Jean-Christophe Giuliani

Les gains de productivité et le partage de ces gains sont des enjeux économiques, politiques et sociaux majeurs. Afin de mieux appréhender ces enjeux, j’aborderai les causes, les modes de calcul et les conséquences des gains de productivité.

La production de panneaux solaires : Il n’y à pratiquement plus de salariés

« Dans très peu d’années – j’entends au cours de notre propre existence – il nous sera peut-être possible d’accomplir tous les actes que demandent l’agriculture, l’extraction des mines, et la fabrication des objets en ne fournissant que le quart des efforts auxquels nous sommes habitués. Actuellement, l’extrême rapidité avec laquelle se produisent tous ces bouleversements nous blesse, et nous oblige à résoudre de difficiles problèmes.
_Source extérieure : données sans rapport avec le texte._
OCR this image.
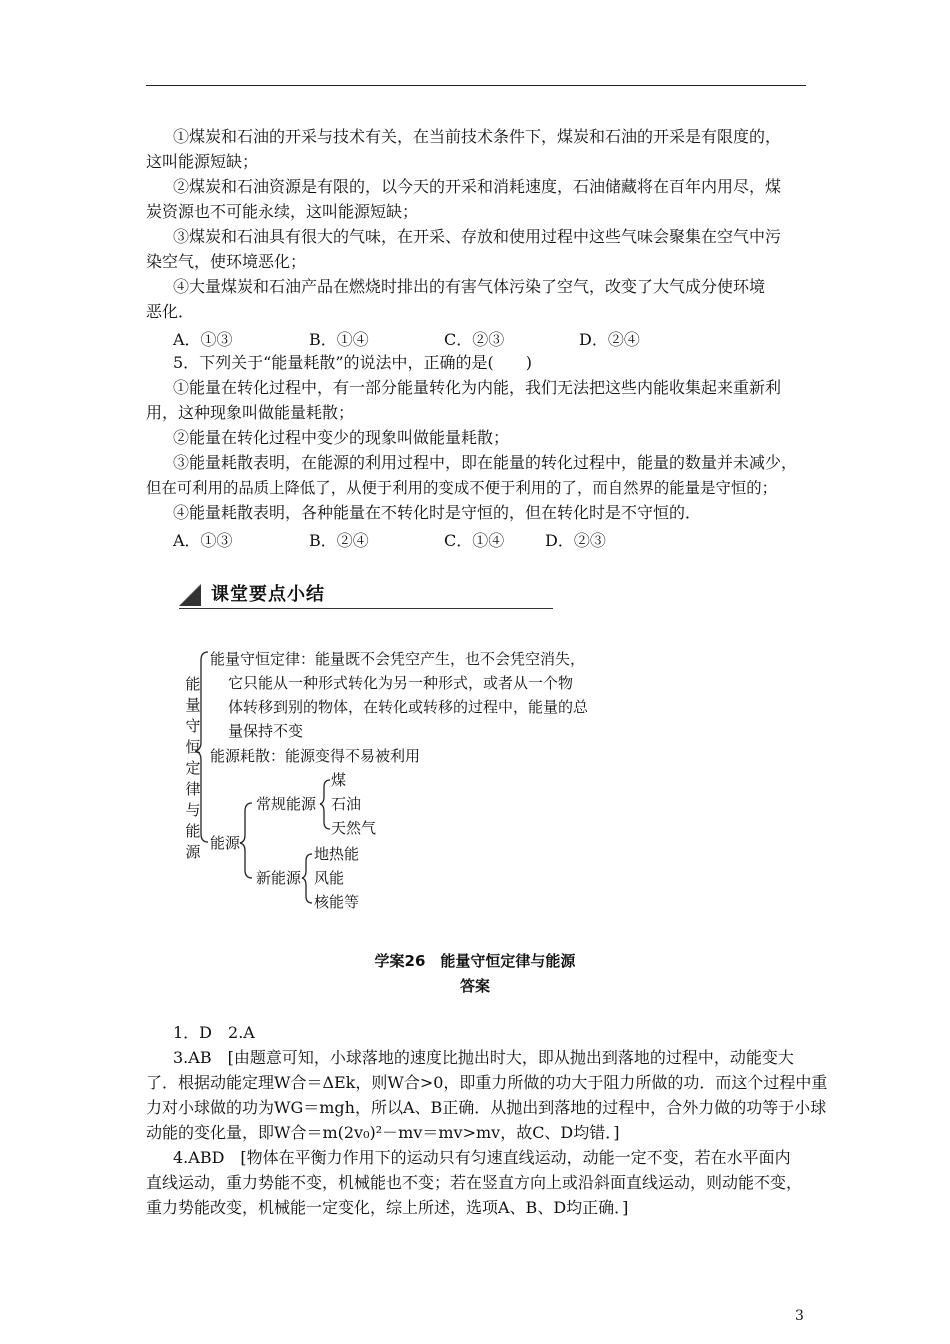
①煤炭和石油的开采与技术有关，在当前技术条件下，煤炭和石油的开采是有限度的，
这叫能源短缺；
②煤炭和石油资源是有限的，以今天的开采和消耗速度，石油储藏将在百年内用尽，煤
炭资源也不可能永续，这叫能源短缺；
③煤炭和石油具有很大的气味，在开采、存放和使用过程中这些气味会聚集在空气中污
染空气，使环境恶化；
④大量煤炭和石油产品在燃烧时排出的有害气体污染了空气，改变了大气成分使环境
恶化．
A．①③	B．①④	C．②③	D．②④
5．下列关于“能量耗散”的说法中，正确的是(　　)
①能量在转化过程中，有一部分能量转化为内能，我们无法把这些内能收集起来重新利
用，这种现象叫做能量耗散；
②能量在转化过程中变少的现象叫做能量耗散；
③能量耗散表明，在能源的利用过程中，即在能量的转化过程中，能量的数量并未减少，
但在可利用的品质上降低了，从便于利用的变成不便于利用的了，而自然界的能量是守恒的；
④能量耗散表明，各种能量在不转化时是守恒的，但在转化时是不守恒的．
A．①③	B．②④	C．①④	D．②③
课堂要点小结
能
量
守
恒
定
律
与
能
源
能量守恒定律：能量既不会凭空产生，也不会凭空消失，
它只能从一种形式转化为另一种形式，或者从一个物
体转移到别的物体，在转化或转移的过程中，能量的总
量保持不变
能源耗散：能源变得不易被利用
常规能源
煤
石油
天然气
能源
新能源
地热能
风能
核能等
学案26　能量守恒定律与能源
答案
1．D　2.A
3.AB　[由题意可知，小球落地的速度比抛出时大，即从抛出到落地的过程中，动能变大
了．根据动能定理W合＝ΔEk，则W合>0，即重力所做的功大于阻力所做的功．而这个过程中重
力对小球做的功为WG＝mgh，所以A、B正确．从抛出到落地的过程中，合外力做的功等于小球
动能的变化量，即W合＝m(2v₀)²－mv＝mv>mv，故C、D均错．]
4.ABD　[物体在平衡力作用下的运动只有匀速直线运动，动能一定不变，若在水平面内
直线运动，重力势能不变，机械能也不变；若在竖直方向上或沿斜面直线运动，则动能不变，
重力势能改变，机械能一定变化，综上所述，选项A、B、D均正确．]
3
Les pays qui souffrent le plus modérément sont ceux qui ne sont pas à l’avant-garde du progrès. Nous sommes atteints d’un nouveau mal, dont certains lecteurs ne connaissent peut-être pas encore le nom – le chômage technologique. Il désigne le chômage causé par la découverte de procédés nouveaux qui économisent la main-d’œuvre alors que la découverte de nouveaux débouchés pour celle-ci s’avère un peu plus lente. Mais il n’y a là qu’un état temporaire de réadaptation. Tout ceci signifie, en fin de compte, que l’humanité est en train de résoudre le problème économique. » John Maynard Keynes [24]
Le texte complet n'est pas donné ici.